Audiences need to be reminded just how much music changed in three years and the lasting influence that Stravinsky had. In Robertson’s words: “These three ballets were the product of an intense relationship with Sergei Diaghilev and his artistic collaborators and they really opened up music in the 20th century in so many directions.

“Having them in close proximity allows one to hear both where Stravinsky was coming from and where Stravinsky’s ballets allowed music to go.”

Music about ‘something’

Where music ‘went’ can be seen in the pieces by Karol Szymanowski and Peter Sculthorpe, performed with Firebird, and Elliot Gyger and Tan Dun, performed with Petrushka. Szymanowski was a contemporary of Stravinsky. His Violin Concerto No. 1 was written in 1916 and is seen as one of the first modern violin concertos, rejecting tonality and romanticism. Sculthorpe composed Sun Music I in 1965. Like Firebird and the Violin Concerto, it very much represents beginnings and the start of something new. It was written for the SSO’s first overseas tour and laid the foundations for original Australian music – it changed history. Gyger has taken the title of his work Acquisition from a movement in The Rite. Dealing with the idea of acquiring the earth, the concert will explore the dark and primitive. Tan Dun’s The Wolf warns humans of their disconnection with the earth. In this work the wolf embodies man, just as a puppet represents him in Petrushka.

All these pieces are music about ‘something’ and, as Robertson explains, “even if you don’t know the specifics of the story, it is clearly music about ‘something’.

“Like listening to a fairy tale in a language you do not understand, the intonation and rhythm of the speaker holds you captivated.”

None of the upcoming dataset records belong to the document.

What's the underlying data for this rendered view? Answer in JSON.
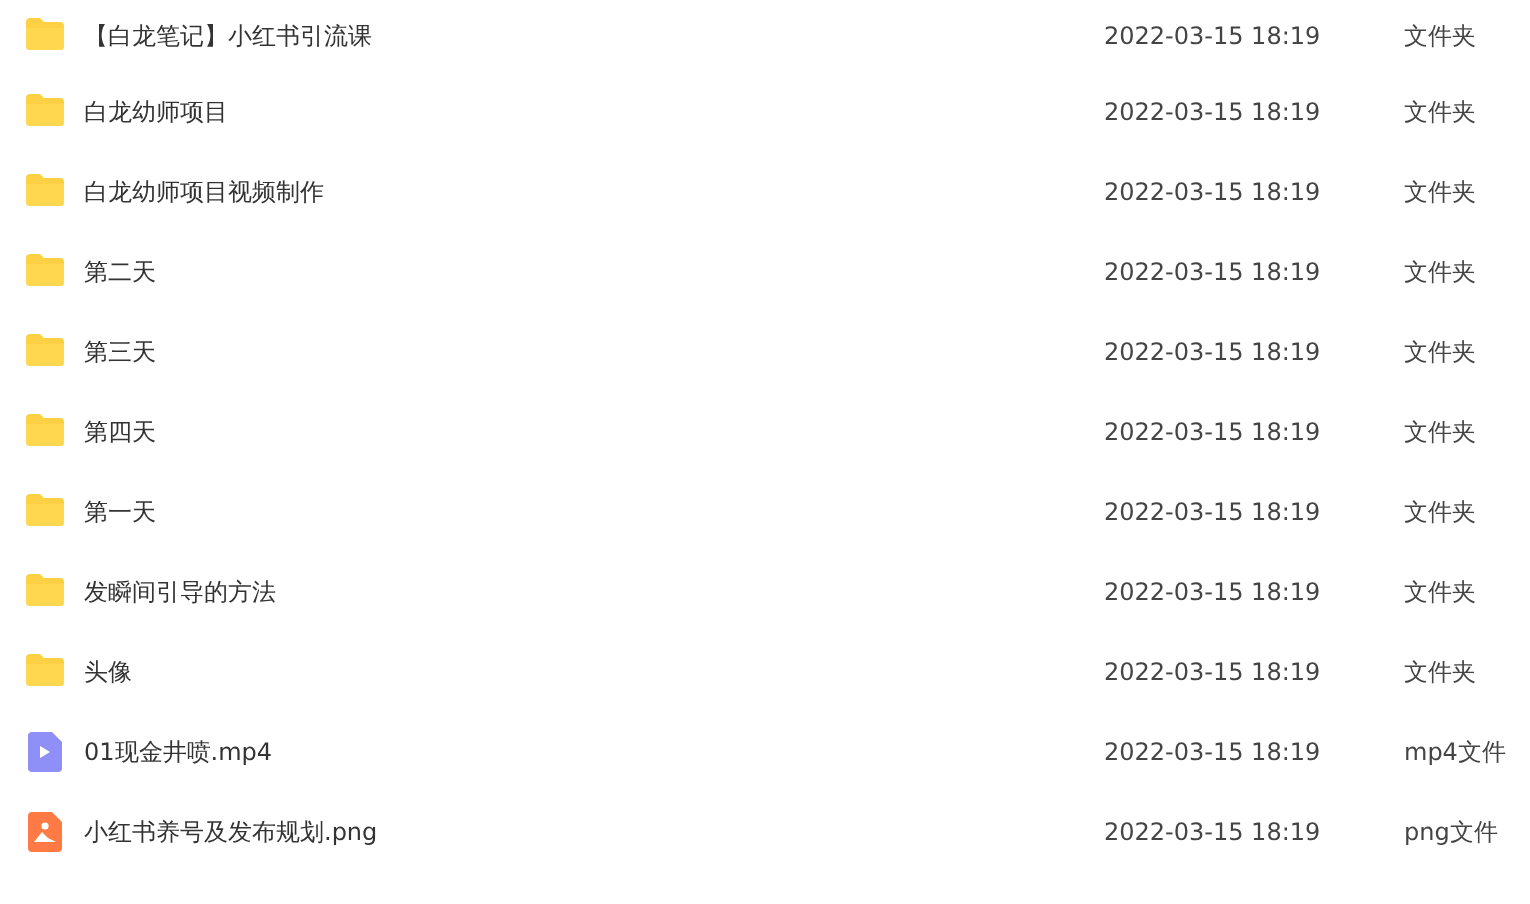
{
  "files": [
    {
      "kind": "folder",
      "name": "【白龙笔记】小红书引流课",
      "modified": "2022-03-15 18:19",
      "type": "文件夹"
    },
    {
      "kind": "folder",
      "name": "白龙幼师项目",
      "modified": "2022-03-15 18:19",
      "type": "文件夹"
    },
    {
      "kind": "folder",
      "name": "白龙幼师项目视频制作",
      "modified": "2022-03-15 18:19",
      "type": "文件夹"
    },
    {
      "kind": "folder",
      "name": "第二天",
      "modified": "2022-03-15 18:19",
      "type": "文件夹"
    },
    {
      "kind": "folder",
      "name": "第三天",
      "modified": "2022-03-15 18:19",
      "type": "文件夹"
    },
    {
      "kind": "folder",
      "name": "第四天",
      "modified": "2022-03-15 18:19",
      "type": "文件夹"
    },
    {
      "kind": "folder",
      "name": "第一天",
      "modified": "2022-03-15 18:19",
      "type": "文件夹"
    },
    {
      "kind": "folder",
      "name": "发瞬间引导的方法",
      "modified": "2022-03-15 18:19",
      "type": "文件夹"
    },
    {
      "kind": "folder",
      "name": "头像",
      "modified": "2022-03-15 18:19",
      "type": "文件夹"
    },
    {
      "kind": "video",
      "name": "01现金井喷.mp4",
      "modified": "2022-03-15 18:19",
      "type": "mp4文件"
    },
    {
      "kind": "image",
      "name": "小红书养号及发布规划.png",
      "modified": "2022-03-15 18:19",
      "type": "png文件"
    }
  ]
}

Reich has a different intention with his work. As mentioned, Robertson connects Desert Music with The Rite because of the elevation of pulse as the most significant human element. It is a minimalist work and Robertson ascribes the marvel in this as being “the ability for small ideas carefully chosen to generate incredible richness in the same way that the four chemicals of DNA can create such a wide variety of life”.

In an interview with Jonathan Cott, Reich said of Desert Music that “if you want to write music that is repetitive in any literal sense, you have to work to keep a lightness and constant ambiguity with regard to where the stresses and where the beginnings and endings are… one has to be in relative stillness to hear things in detail”.

He added that “all meditative practices are based on some sort of silence – inner and outer”. Though there are words, the piece “goes into something completely non-verbal, it leaves language behind”.

Capture.PNGDiaghilev, Nijinsky, Williams, Stravinsky and Reich: five men united by their fascination with the primal and the physical. Who knows, if they had met, if they would have gotten along with each other or ended up engaging in fierce debate? In a concert it does not matter, for a conductor tames them to be compatriots. It is through his eyes that they are allies and through his hands that this is realised for an audience. Robertson will perform the Stravinsky ballets because this is music that matters to him. A good performance can convince an audience that it should matter to them, too.

While the concert hall may not be the raucous space it was in Stravinsky’s day, it doesn’t mean audiences shouldn’t debate and discuss what they experience there. With the selection of works on offer during August, David Robertson and the SSO have set the scene for animated conversation.